Nach diesen Maßstäben handelt es sich bei der computergesteuerten Kondylenpositionsanalyse und der Neupositionierung der Kondylen unter Bildschirmkontrolle um selbstständige Leistungen, die – bedingt durch die neuartigen technischen Möglichkeiten des Freecorders – keine bloße Variation der bereits vorhandenen Behandlungsmöglichkeiten darstellen (vgl. Liebold/Raff/Wissing, GOZ, 107. Lieferung, Stand: Juli 2014, Abschnitt J. Funktionsanalytische und funktionstherapeutische Leistungen – Analogleistungen, Kondylenpositionsanalyse, S. 4 f.). Die Gleichwertigkeit von Analogleistung und Vergleichsleistung liegt vor.
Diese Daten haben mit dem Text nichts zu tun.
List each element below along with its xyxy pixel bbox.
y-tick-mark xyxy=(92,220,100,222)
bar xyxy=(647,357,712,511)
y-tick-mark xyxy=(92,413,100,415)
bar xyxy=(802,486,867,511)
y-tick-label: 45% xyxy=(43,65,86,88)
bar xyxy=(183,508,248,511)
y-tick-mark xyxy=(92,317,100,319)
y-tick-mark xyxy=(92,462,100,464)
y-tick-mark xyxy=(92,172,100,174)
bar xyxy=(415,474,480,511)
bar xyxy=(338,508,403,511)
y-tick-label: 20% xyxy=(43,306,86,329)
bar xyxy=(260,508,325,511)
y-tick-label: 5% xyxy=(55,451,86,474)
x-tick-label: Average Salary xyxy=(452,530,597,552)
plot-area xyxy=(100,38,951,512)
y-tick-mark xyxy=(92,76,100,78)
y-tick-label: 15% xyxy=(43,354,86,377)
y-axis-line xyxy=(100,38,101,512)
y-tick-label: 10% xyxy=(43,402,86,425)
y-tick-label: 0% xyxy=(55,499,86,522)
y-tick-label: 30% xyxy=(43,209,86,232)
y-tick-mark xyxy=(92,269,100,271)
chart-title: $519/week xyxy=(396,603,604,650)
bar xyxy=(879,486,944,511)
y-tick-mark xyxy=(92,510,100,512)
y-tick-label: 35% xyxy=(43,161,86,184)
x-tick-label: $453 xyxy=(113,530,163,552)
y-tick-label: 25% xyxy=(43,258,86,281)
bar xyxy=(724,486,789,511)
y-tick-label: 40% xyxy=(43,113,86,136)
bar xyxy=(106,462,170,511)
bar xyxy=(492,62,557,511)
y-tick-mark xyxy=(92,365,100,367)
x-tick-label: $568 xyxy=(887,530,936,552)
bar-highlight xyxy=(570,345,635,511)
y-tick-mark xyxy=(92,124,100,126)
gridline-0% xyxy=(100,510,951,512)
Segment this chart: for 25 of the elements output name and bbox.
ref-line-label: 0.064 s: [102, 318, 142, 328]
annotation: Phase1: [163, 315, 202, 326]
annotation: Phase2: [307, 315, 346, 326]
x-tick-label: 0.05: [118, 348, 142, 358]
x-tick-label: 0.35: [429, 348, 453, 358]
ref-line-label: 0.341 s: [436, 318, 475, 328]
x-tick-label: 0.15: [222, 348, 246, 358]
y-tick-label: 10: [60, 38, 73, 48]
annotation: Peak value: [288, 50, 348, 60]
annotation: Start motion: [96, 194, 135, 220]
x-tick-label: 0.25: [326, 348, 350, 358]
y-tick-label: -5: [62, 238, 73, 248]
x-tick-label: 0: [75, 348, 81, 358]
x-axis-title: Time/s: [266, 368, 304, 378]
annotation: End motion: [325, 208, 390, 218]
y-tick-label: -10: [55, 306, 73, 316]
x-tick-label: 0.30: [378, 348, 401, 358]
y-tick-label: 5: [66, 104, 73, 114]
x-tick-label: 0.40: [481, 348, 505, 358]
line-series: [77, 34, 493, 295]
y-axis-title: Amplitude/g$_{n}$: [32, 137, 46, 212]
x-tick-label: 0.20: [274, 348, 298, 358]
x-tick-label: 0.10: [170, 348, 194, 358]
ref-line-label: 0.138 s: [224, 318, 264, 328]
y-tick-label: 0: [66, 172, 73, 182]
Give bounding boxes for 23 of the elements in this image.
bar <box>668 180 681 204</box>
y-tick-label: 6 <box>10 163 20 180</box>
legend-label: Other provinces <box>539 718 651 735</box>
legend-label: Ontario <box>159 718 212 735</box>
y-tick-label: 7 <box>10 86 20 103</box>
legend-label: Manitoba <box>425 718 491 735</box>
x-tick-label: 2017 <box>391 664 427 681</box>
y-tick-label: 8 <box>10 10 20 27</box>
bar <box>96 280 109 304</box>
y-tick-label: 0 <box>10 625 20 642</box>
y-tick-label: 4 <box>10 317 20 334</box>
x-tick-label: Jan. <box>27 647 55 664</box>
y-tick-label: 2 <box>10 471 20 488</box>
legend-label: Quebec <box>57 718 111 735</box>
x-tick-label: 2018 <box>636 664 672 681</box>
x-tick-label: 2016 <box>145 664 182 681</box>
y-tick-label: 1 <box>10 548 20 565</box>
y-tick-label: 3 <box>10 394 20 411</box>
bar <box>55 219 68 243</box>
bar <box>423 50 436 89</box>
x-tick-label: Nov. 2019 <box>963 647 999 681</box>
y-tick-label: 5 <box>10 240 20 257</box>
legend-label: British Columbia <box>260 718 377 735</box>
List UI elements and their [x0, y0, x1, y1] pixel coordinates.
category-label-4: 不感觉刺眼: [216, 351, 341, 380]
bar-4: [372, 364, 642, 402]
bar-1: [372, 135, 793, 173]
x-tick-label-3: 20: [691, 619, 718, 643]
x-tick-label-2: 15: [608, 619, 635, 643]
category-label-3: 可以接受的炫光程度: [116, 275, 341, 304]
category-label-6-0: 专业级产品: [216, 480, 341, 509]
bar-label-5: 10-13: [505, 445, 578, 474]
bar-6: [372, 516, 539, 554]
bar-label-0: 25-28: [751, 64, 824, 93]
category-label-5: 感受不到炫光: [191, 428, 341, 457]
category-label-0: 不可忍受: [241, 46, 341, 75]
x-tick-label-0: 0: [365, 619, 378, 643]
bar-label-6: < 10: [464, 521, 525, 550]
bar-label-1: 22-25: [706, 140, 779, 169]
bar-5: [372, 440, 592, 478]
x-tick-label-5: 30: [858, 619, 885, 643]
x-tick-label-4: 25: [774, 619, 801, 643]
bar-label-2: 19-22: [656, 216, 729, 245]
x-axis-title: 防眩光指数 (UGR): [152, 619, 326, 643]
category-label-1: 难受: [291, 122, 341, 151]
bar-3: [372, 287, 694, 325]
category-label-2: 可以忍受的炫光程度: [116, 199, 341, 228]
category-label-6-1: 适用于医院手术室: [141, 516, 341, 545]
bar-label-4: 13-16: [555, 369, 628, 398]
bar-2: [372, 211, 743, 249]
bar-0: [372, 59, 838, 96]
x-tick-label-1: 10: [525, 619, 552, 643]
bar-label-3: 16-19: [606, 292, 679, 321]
„Nach diesen Maßgaben handelt es sich bei der computergesteuerten Kondylenpositionsanalyse und bei der nach GOZ-Nr. 8065 abrechenbaren Leistung um gleichwertige Leistungen.“
Das Gericht ist in dieser Bewertung der Vorgabe der GOZ gefolgt, als Entsprechungsleistung zunächst einmal eine nach der Art vergleichbare Leistung zu wählen. Da es sich bei der computergesteuerten Kondylenpositionsanalyse und der Neupositionierung der Kondylen unter Bildschirmkontrolle um eine funktionsdiagnostische Leistung unter Nutzung eines elektronischen Systems handelt, sind strukturell vergleichbare Bezugsleistungen mit Nutzung elektronisch unterstützter funktionsanalytischer Verfahren die GOZ-Nr. 8065 sowie die GOZ-Nr. 8035. Das Gericht hat die Leistung nach GOZ-Nr. 8065 als angemessen eingestuft. Folgt man dieser Herangehensweise, so wäre zum Beispiel für die Kondylenpositionsanalyse mit stationärem mechanischem Messinstrument und analoger Auswertung die GOZ-Nr. 8060 als Entsprechungsleistung heranzuziehen.